Law School Labor Dispute Enters Second Stage

Harvard Law School has concluded the first phase of an investigation into what workers called discriminatory labor practices, including unfairly firing longtime employees and requiring those who speak Spanish to learn English.

The Law School initially launched the investigation after a delegation of custodial workers from the Law School went to Dean Martha Minow’s office almost two weeks ago and submitted a letter of complaint. Dean Minow authorized the investigation almost immediately.

The first phase of the investigation involved interviewing a large number of Law School administrators. The Law School is slated to begin a second round of interviews, though the University declined to comment on the nature of the discussions.

The alleged practices, according to the letter, began approximately six months ago, just after an unidentified administrator was hired by the Law School.

Leaders within SEIU Local 615, the union representing Harvard custodians, said they were pleased with the University’s quick response to their complaint.


“Obviously, this is very good,” Wayne M. Langley, director of higher education for Local 615, said of the University finishing the first portion of its investigation. “We’re really happy with the progress that the University is making.”
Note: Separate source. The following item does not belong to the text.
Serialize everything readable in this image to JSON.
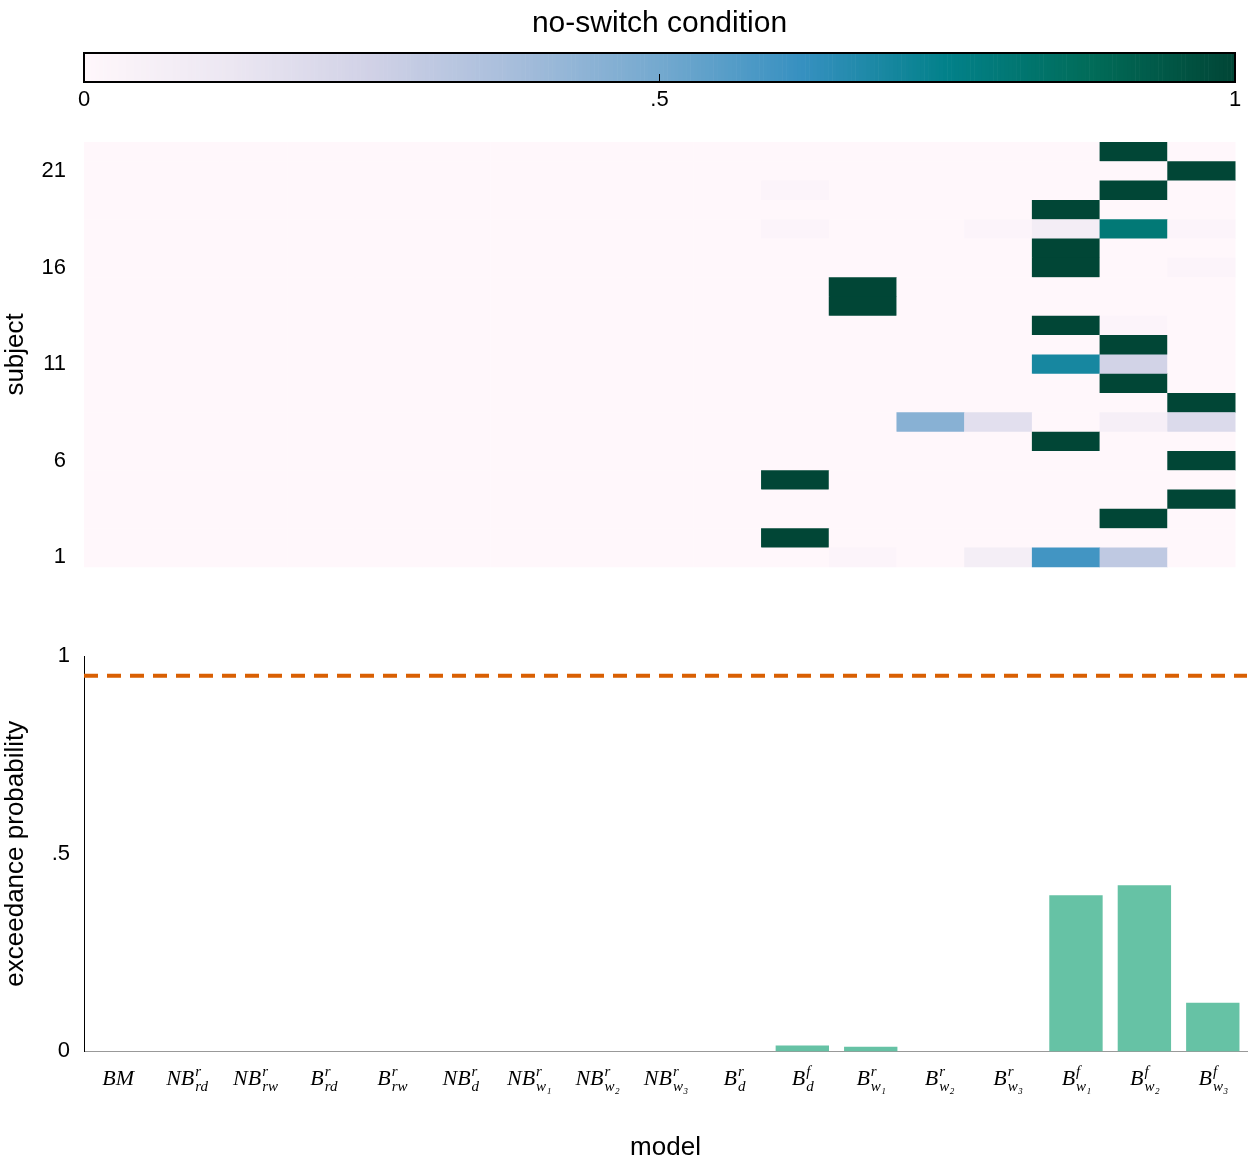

Custodians on the delegation hope this process will lead to a quick improvement in job quality.

“Hopefully, since the investigation is going so quickly, we’ll be able to work in a better place very soon,” said one member of the delegation, who wished to remain anonymous to protect his relationship with his employer.

The University declined to comment on the ongoing investigation but said it is treating the complaint as a matter of great importance.

“We take allegations of discrimination very seriously,” University spokesperson Kevin Galvin wrote in an email statement. “Representatives of the Law School and the University’s Office of Labor and Employee Relations are meeting directly with union representatives and the staff members involved in order to gather information about the complaint.”

Langley said that he appreciates the seriousness with which the University is treating the investigation. He emphasized the importance of the University and union continuing to work together to come to a solution.

“It’s very important that they are keeping us updated—they’re sticking to their word,” Langley said. “Together we can hopefully come to a solution to this issue.”

Langley said that while the complaint comes in the midst of custodial contract negotiations between Local 615 and the University, it is unlikely to influence contract discussions.

“They’ve responded appropriately and we’re very pleased with that,” Langley said. “Everything should proceed smoothly.”